Douglas Preston and Lincoln Child write the kind of relentlessly fun books that some people feel guilty for reading. They’re filled with improbable plots, out of this world characters and concepts that push the limits of plausibility. But they’re also firmly grounded in the heart and passion of good storytelling, and that makes all the difference.
Cold Vengeanceis just what the title suggests: a revenge story, but a revenge story layered with a search and sewn throughout with the seeds of mysterious shadows that will come to light in future books. It’s the kind of thing Preston and Child have gotten ridiculously good at over the course of the last five or six of their novels featuring preternaturally smart FBI Agent Aloysius X. L. Pendergast.
Picking up after the events of the last novel, Fever Dream (don’t worry, you can still follow it pretty well even if you didn’t catch that one), Cold Vengeance follows Pendergast as he attempts to prove that his wife Helen was never killed by a lion, as he always believed, but was murdered. After a near miss on a hunting trip in Scotland that sets him on the trail of a killer, Pendergast begins his journey for revenge, a worldwide chase that takes him from Scotland, to New York and to his ancestral home in Louisiana, and begins to reveal a conspiracy deeper than even he could have ever guessed.
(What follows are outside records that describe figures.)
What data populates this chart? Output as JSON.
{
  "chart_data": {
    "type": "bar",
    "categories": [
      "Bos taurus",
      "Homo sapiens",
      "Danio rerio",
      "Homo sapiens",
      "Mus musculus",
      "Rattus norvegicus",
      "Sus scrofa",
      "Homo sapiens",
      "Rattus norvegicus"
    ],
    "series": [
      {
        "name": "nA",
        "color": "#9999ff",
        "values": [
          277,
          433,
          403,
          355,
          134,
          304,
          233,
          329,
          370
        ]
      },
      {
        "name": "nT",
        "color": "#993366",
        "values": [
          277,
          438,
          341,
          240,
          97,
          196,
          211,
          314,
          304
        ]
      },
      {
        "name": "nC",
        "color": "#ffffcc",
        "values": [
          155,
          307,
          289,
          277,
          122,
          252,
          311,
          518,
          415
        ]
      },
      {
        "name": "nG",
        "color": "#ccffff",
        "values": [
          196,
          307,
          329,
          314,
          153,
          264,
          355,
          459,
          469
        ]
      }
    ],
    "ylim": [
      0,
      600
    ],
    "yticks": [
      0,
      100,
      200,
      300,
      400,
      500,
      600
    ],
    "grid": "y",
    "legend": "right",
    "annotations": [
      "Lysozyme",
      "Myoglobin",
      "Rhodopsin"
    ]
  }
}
The novel flits between the hunter (Pendergast) and the hunted, with occasional glimpses into the lives of Pendergast’s old pals Vincent D’Agosta and Corrie Swanson (a Pendergast collaborator from an earlier Preston and Child effort, Still Life with Crows) as they both attempt to help their determined friend and do a little digging of their own into the situation.
Cold Vengeance is a continuation of Preston and Child’s efforts to dig deeper into their favorite hero’s past, something that was kept hidden for several books, and which the character himself often avoided discussing. It’s a successful effort, in part because it offers a refreshing change from the Pendergast who traveled the world solving random crimes, but also because it gives a glimpse into a different side of the character. So many authors are content with letting their thriller heroes languish in the same existence over two dozen novels, holding themselves with same air of indestructibility or in over their head enthusiasm. Preston and Child are daring enough to roll the dice with a Pendergast consumed by his mission, driven by his desire to not only find vengeance, but to find the truth. His cool exterior begins to crack in this book, and even though it’s always fun to see everyone’s favorite Southern aristocrat crime solver be a snooty cracker of jokes, it’s both refreshing and surprising to see him in a darker mode.
Though the character is changing, the old Preston and Child fun is still there. The authors keep everything hurtling forward at a breathless pace, making this yet another of their books to keep you reading late into the night. And by the end, you’ll only want more.
Preston and Child’s books are seen by too many readers as a kind of guilty pleasure, as something they read to escape from more sensible books. But they shouldn’t be, because despite over the top concepts and superhuman characters, they’re still among the best thrillers you can find.